Holding the estimated hazard coefficients fixed and shifting the covariate distribution to reflect thinner credit files, higher payment burden, and weaker recovery conditions, the calibration projects an 83.8% twelve-month cumulative default rate in a base thin-file scenario. Imposing a conservative loan-to-value limit brings that down to 49.8%. Faster amortization alone brings it to 56.6%. Elevated income volatility pushes it up to 93.0%. The message for lenders: leverage discipline and amortization speed are levers that can be pulled even when borrower history is unavailable.
CALIBRATION TABLE

Projected 12-month cumulative default by lending scenario.
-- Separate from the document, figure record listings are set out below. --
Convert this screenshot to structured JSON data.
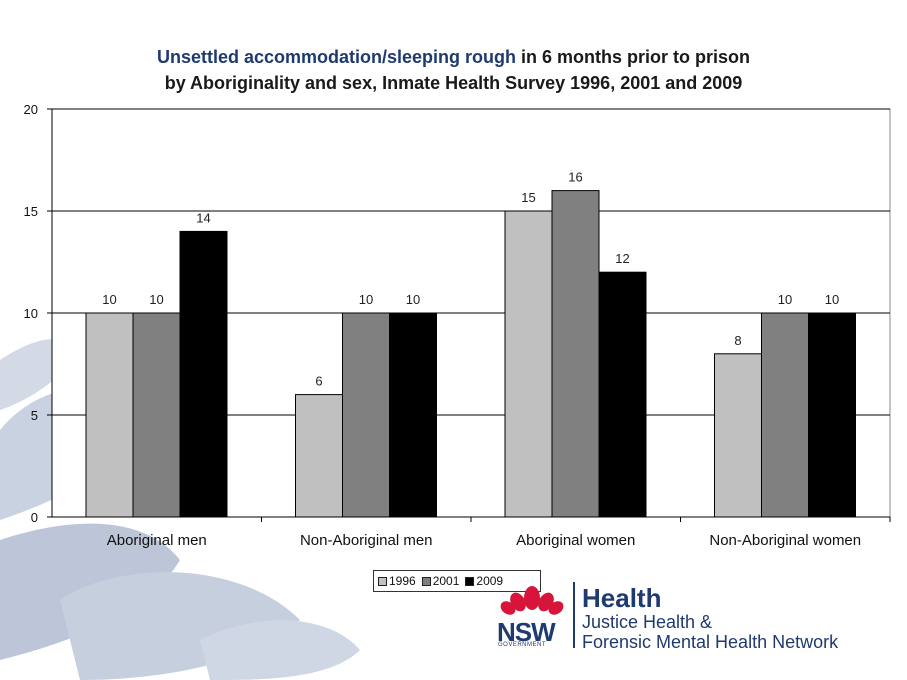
{
  "title": {
    "highlight": "Unsettled accommodation/sleeping rough",
    "rest_line1": " in 6 months prior to prison",
    "line2": "by Aboriginality and sex, Inmate Health Survey 1996, 2001 and 2009"
  },
  "chart_data": {
    "type": "bar",
    "categories": [
      "Aboriginal men",
      "Non-Aboriginal men",
      "Aboriginal women",
      "Non-Aboriginal women"
    ],
    "series": [
      {
        "name": "1996",
        "values": [
          10,
          6,
          15,
          8
        ],
        "color": "#c0c0c0"
      },
      {
        "name": "2001",
        "values": [
          10,
          10,
          16,
          10
        ],
        "color": "#808080"
      },
      {
        "name": "2009",
        "values": [
          14,
          10,
          12,
          10
        ],
        "color": "#000000"
      }
    ],
    "ylim": [
      0,
      20
    ],
    "yticks": [
      0,
      5,
      10,
      15,
      20
    ],
    "grid": true,
    "legend_position": "bottom"
  },
  "logo": {
    "health": "Health",
    "sub_line1": "Justice Health &",
    "sub_line2": "Forensic Mental Health Network",
    "nsw": "NSW",
    "government": "GOVERNMENT"
  }
}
The estimated hazard applied to alternative covariate profiles. These are calibrations, not forecasts, the policy-relevant signal is the gradient across design choices, not the absolute level.

01
US benchmark, prime borrowers
Reference
13.9% projected 12-month default
02
US benchmark, subprime borrowers
Reference
77.9% projected 12-month default
03
African base case, thin credit file
Calibration
83.8% projected 12-month default
04
African + conservative LTV limit
Calibration
49.8% projected 12-month default
05
African + faster amortization
Calibration
56.6% projected 12-month default
06
African + elevated income volatility
Calibration
93.0% projected 12-month default
METHOD

How the estimates were built.

DATA

Regulation AB II loan-level disclosures

Monthly asset-level performance data on securitized auto loans, accessed through Wharton Research Data Services, deduplicated to one observation per loan-month across amended filings.

MODEL

Discrete-time hazard, logit, and linear probability

A complementary log-log hazard for delinquency onset, a logit for the delinquent-to-default transition, and a two-way fixed-effects linear-probability model to benchmark explained variance, all with trust-clustered standard errors.

IDENTIFICATION

Credit-score attenuation

Performance is estimated with the continuous score, with score collapsed into three coarse bins, and with score excluded entirely, isolating exactly how much predictive power sits outside formal credit histories.

ROBUSTNESS

Competing-risk and stress-period checks

Results hold after treating prepayment as a competing exit rather than censoring it away, and the stress-period interaction isolates how the same underwriting signals behave under the 2020 and 2022–2023 macro shocks.